I am no expert or even amateur yet at category theory. I have browsed some of the books, read a few introduction chapters, understand the very basics of what categories are, and have heard about them a lot in the programming world related to type theories. I get the sense that categories are valuable abstractions somehow, but don't yet know exactly how they work. Given that, wondering if you could explain how you could create a category out of nothing, so I could better see the link from legacy mathematics to category theory mathematics. Creating a category when the category never existed in the first place (like we are starting from scratch).
I am pretty familiar with mathematical groups in group theory, or perhaps less so rings and fields, so maybe you could demonstrate at a high level (doesn't need to be extremely precise and/or technical) how you would go about creating the Grp category, had it never existed! That is, what are the things you would think about or consider to go from standard / your typical ideas of groups and all there various properties and axioms, to the Grp category. If you could break it down into action steps that would be great too, but not really necessary.
For example, the Wiki page says of Grp that it "has the class of all groups for objects and group homomorphisms for morphisms". Further, it goes onto say:
The monomorphisms in Grp are precisely the injective homomorphisms, the epimorphisms are precisely the surjective homomorphisms, and the isomorphisms are precisely the bijective homomorphisms.
The category Grp is both complete and co-complete. The category-theoretical product in Grp is just the direct product of groups while the category-theoretical coproduct in Grp is the free product of groups. The zero objects in Grp are the trivial groups (consisting of just an identity element).
Etc.
How did they arrive at all of these conclusions when starting from the basic set-theoretic models of the group? Why did they choose "group homomorphisms" for the morphism? Why are groups themselves the objects and not the elements of the group like is your common reference point in the set-theoretic perspective? Why did they come up with all these labels like "the monomorphisms in Grp", and how did they come up with all the other statements? Etc.

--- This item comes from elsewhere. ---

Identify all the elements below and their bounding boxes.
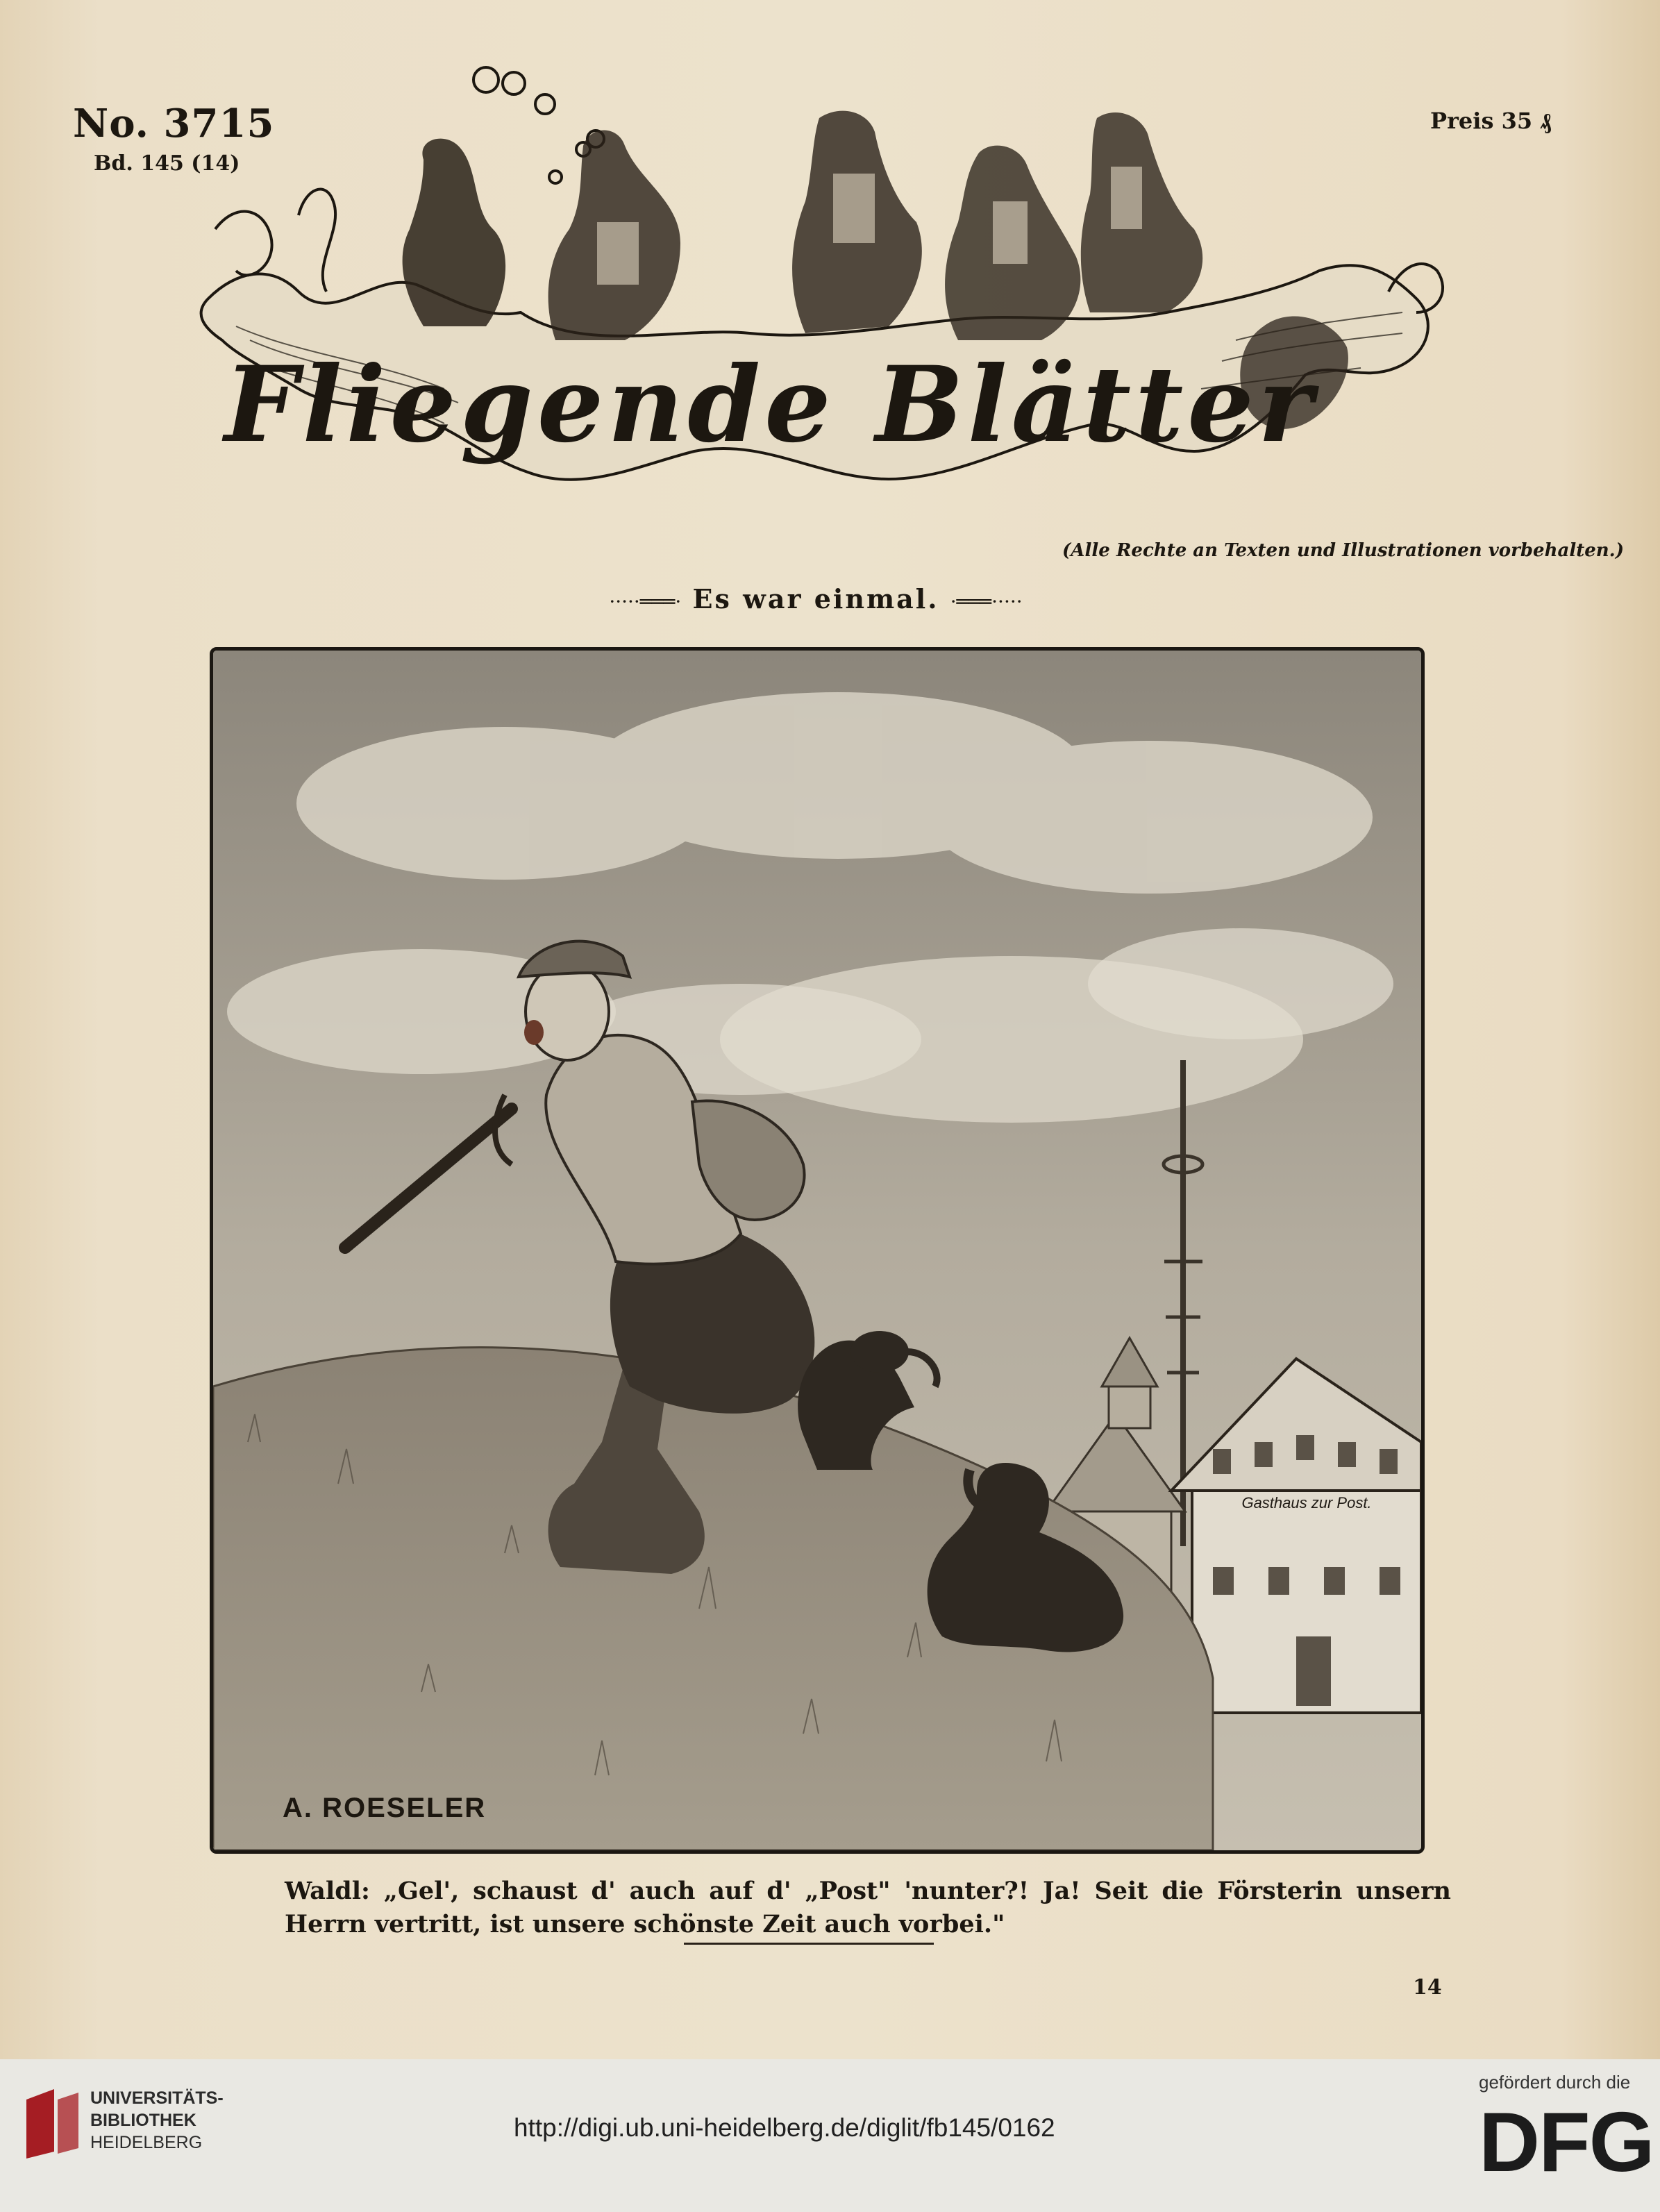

Basically, I understand (barely) what Categories are. I can read the definition of the Grp category to some degree (and am looking through the other standard categories concurrently). But what I am completely missing is the relation it has to the original group theory (set-theoretic) constructs. How did they take the original group idea based in set theory and come up with all these terms for things in category theory, and how did they know what to plugin where basically? Do you just draw the categorical "objects" out of a hat, and then pick an arbitrary function (homomorphism I guess) as the morphism? Or are we doing something else, I just don't get how the Grp category (or any category as of yet) was constructed out of thin air given the backdrop of the existing/previous mathematical theories.